Die statistische Auswertung zeigt, dass an den untersuchten Messpunkten die Gesamtimmission durch den Regelbetrieb der LTE-Netze im Mittel um etwa 40 Prozent angestiegen ist (Median der Ausschöpfung des Leistungsflussdichte-Grenzwerts).

Klingt noch immer nach bedrohlich viel Zuwachs - und Tittmann säbelt weiter: "Dabei ist die Feststellung, 'dass an 86 von 91 Messpunkten (95 Prozent) weniger als 10 Prozent der gültigen Feldstärke-Grenzwerte ausgeschöpft werden' völlig irrelevant. (LTE-Grafik: Prozentuale Verteilung der Messpunkte). Ausschlaggebend ist die Zunahme der Belastung!"

Ausschlaggebend ist die Zunahme der Belastung?

Stopp! Bei relativen Werteangaben ist immer Vorsicht geboten, denn 40 % Zuwachs zum Wert Null ist noch immer Null. Oder 40 % Gehaltserhöhung führen bei 100 Euro Monatslohn unterm Strich halt doch nur zu 140 Euro.

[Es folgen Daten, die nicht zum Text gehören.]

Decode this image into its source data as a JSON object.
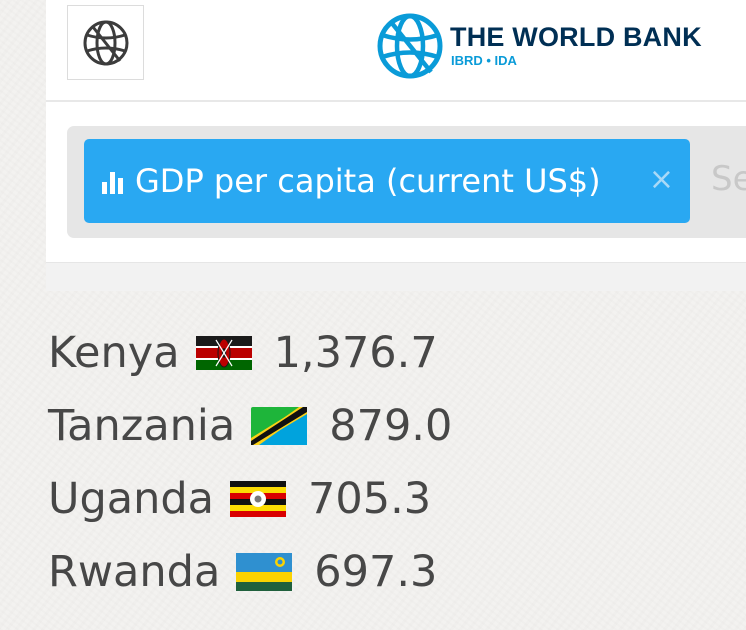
{
  "header": {
    "brand_name": "THE WORLD BANK",
    "brand_sub": "IBRD • IDA",
    "icons": [
      "globe-icon",
      "world-bank-logo"
    ]
  },
  "search": {
    "chip_label": "GDP per capita (current US$)",
    "chip_close": "×",
    "placeholder": "Se"
  },
  "countries": [
    {
      "name": "Kenya",
      "value": "1,376.7",
      "flag": "kenya-flag"
    },
    {
      "name": "Tanzania",
      "value": "879.0",
      "flag": "tanzania-flag"
    },
    {
      "name": "Uganda",
      "value": "705.3",
      "flag": "uganda-flag"
    },
    {
      "name": "Rwanda",
      "value": "697.3",
      "flag": "rwanda-flag"
    }
  ],
  "colors": {
    "chip": "#29a8f2",
    "brand_navy": "#002f54",
    "brand_cyan": "#0a9bd8",
    "text": "#474747"
  }
}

Ob die 40 % eine Adrenalinausschüttung wert sind oder nicht lässt sich nur mit Kenntnis der Absolutwerte feststellen. Auch diese werden in dem Messbericht genannt, da es 91 Messpunkte gibt beschränke ich mich hier nur auf einige zufällig ausgewählte:

Messpunkt 11.1 - Anstieg von 0,02 mW/m² durch LTE auf 1,95 mW/m² = Zuwachs 9650 %
Messpunkt 12.3 - Anstieg von 9,03 mW/m² durch LTE auf 15,81 mW/m² = Zuwachs 75 %
Messpunkt 13.3 - Anstieg von 1,52 mW/m² durch LTE auf 1,70 mW/m² = Zuwachs 11 %

So, ich denke das genügt schon, um zu zeigen, dass die relative Werteangabe des Zuwachses so gut wie nichts aussagt über die tatsächliche Immission an einem Ort, denn der Messpunkt 11.1 mit gruseligen 9650 % Zuwachs hat dennoch eine erheblich geringere Gesamtbelastung als Messpunkt 12.3 mit nur 75 % Zuwachs.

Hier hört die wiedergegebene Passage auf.